I haven’t read every post in this thread, but I understand there are questions about how well different qualifying rules end up sorting players by skill.
I have some existing code which may help to answer these questions. It assumes players have an intrinsic skill, which is of course an oversimplification.
I’m using the same lognormal distributions I’ve used previously for player skill and game score (see post history). Specifically, player skill is distributed according to lognormal(0, 0.25)
, and a player’s score on a game is distributed according to lognormal(skill, 0.45)
. In other words, the scatter parameter on player skill is 0.25, and the scatter parameter on game score is 0.45, with players of higher skill getting higher scores on average. But there is always a chance a lower-skill player wins.
Note about Kendall Tau parameter:
The Kendall Tau parameter measures how well the elements of two vectors match each others’ sorting order. If the vectors are perfectly sorted - that is, if qualifying perfectly sorts players by their intrinsic skill - the Tau parameter equals 1. If the rankings are completely uncorrelated to skill, the Tau parameter will be ~0. And if it sorts them exactly backwards by skill, the Tau parameter will be -1.
Experiment 1:
100 players attempt to qualify, each with randomly determined intrinsic skill. Each players plays one game nPlays times, keeping their best score. After the results are collected, the Kendall Tau parameter is used to evaluate how well the qualifying sorted the players according to their intrinsic skill parameter. This simulated qualifying is repeated 5000 times, to obtain an accurate average for Tau.
nPlays |
Avg Kendall Tau |
1 |
0.327 |
2 |
0.381 |
3 |
0.412 |
4 |
0.432 |
6 |
0.458 |
8 |
0.476 |
12 |
0.500 |
16 |
0.514 |
24 |
0.534 |
We can see a larger number of plays on a game better sorts players by intrinsic skill. However, Tau grows relatively slowly with respect to nPlays, and therefore slowly with respect to the duration of qualifying.
Additionally, it is not clear that a higher value of Tau is better than a lower one. If Tau is 0, the tournament has no sorting power and chaos reigns. But if Tau is 1, the tournament can have no surprises. Presumably, a value in-between 0 and 1 is preferred.
Experiment 2:
Let us consider the number of plays a weaker player would need to have a ~50% chance of out-qualifying a stronger player on a particular game. The stronger player plays the game nA times, while the weaker player plays it nB times. Various combinations of nA and nB are tried to determine how much more effort the weaker player must exert to match the results of the stronger player. The simulation is run 1 million times for each configuration to obtain a good probability estimate.

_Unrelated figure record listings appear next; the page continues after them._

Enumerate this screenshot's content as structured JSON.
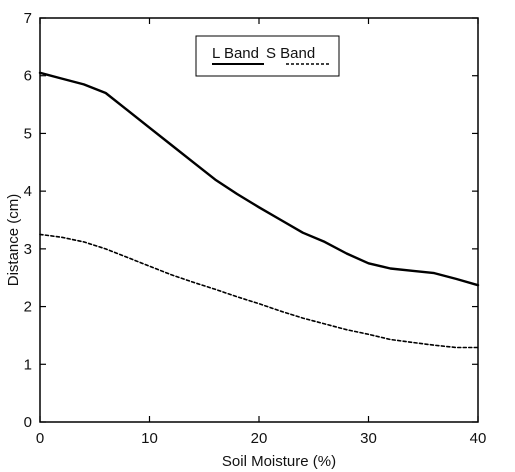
{
  "chart_data": {
    "type": "line",
    "title": "",
    "xlabel": "Soil Moisture (%)",
    "ylabel": "Distance (cm)",
    "xlim": [
      0,
      40
    ],
    "ylim": [
      0,
      7
    ],
    "xticks": [
      0,
      10,
      20,
      30,
      40
    ],
    "yticks": [
      0,
      1,
      2,
      3,
      4,
      5,
      6,
      7
    ],
    "grid": false,
    "legend_position": "top-center",
    "series": [
      {
        "name": "L Band",
        "style": "solid",
        "color": "#000000",
        "x": [
          0,
          2,
          4,
          6,
          8,
          10,
          12,
          14,
          16,
          18,
          20,
          22,
          24,
          26,
          28,
          30,
          32,
          34,
          36,
          38,
          40
        ],
        "y": [
          6.05,
          5.95,
          5.85,
          5.7,
          5.4,
          5.1,
          4.8,
          4.5,
          4.2,
          3.95,
          3.72,
          3.5,
          3.28,
          3.12,
          2.92,
          2.75,
          2.66,
          2.62,
          2.58,
          2.48,
          2.37
        ]
      },
      {
        "name": "S Band",
        "style": "dashed",
        "color": "#000000",
        "x": [
          0,
          2,
          4,
          6,
          8,
          10,
          12,
          14,
          16,
          18,
          20,
          22,
          24,
          26,
          28,
          30,
          32,
          34,
          36,
          38,
          40
        ],
        "y": [
          3.25,
          3.2,
          3.12,
          3.0,
          2.85,
          2.7,
          2.55,
          2.42,
          2.3,
          2.17,
          2.05,
          1.92,
          1.8,
          1.7,
          1.6,
          1.52,
          1.43,
          1.38,
          1.33,
          1.29,
          1.29
        ]
      }
    ]
  }
}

Stronger player skill = 2.0, representing a top-tier player
Weaker player skill = 1.5, representing a strong player, but a noticeable step down in skill
nA |
nB |
Player B win chance (%) |
1 |
1 |
21.6 |
2 |
2 |
17.0 |
3 |
3 |
14.6 |
4 |
4 |
12.9 |
5 |
5 |
11.9 |
1 |
2 |
33.5 |
1 |
3 |
41.3 |
1 |
4 |
47.0 |
1 |
5 |
51.6 |
2 |
13 |
49.7 |
3 |
24 |
49.8 |
4 |
37 |
49.8 |
5 |
52 |
50.0 |
If both players play an equal number of games, the weaker player B’s chances dwindle as the number of games increases. A 21.6% chance of out-qualifying player A when they play 1 game each shrinks to a 11.9% chance when they play 5 games each.
We can see that the amount of work the weaker player B must do to have a 50% chance of out-qualifying the stronger player A increases as player A plays more games. The increase is faster than linear, as a result of the exponential tails of the distributions.
If player A plays 1 game, player B needs an average of ~5 games (about 5 times as many attempts) to reach parity.
However, if player A plays 5 games, player B needs an average of 52 games (more than 10 times as many attempts) to reach parity.
Conclusions:
Surprising absolutely no one, the longer qualifying lasts, the better it is at sorting players by intrinsic skill. The longer qualifying lasts, the lower the probability that weaker players will get lucky and out-qualify stronger players.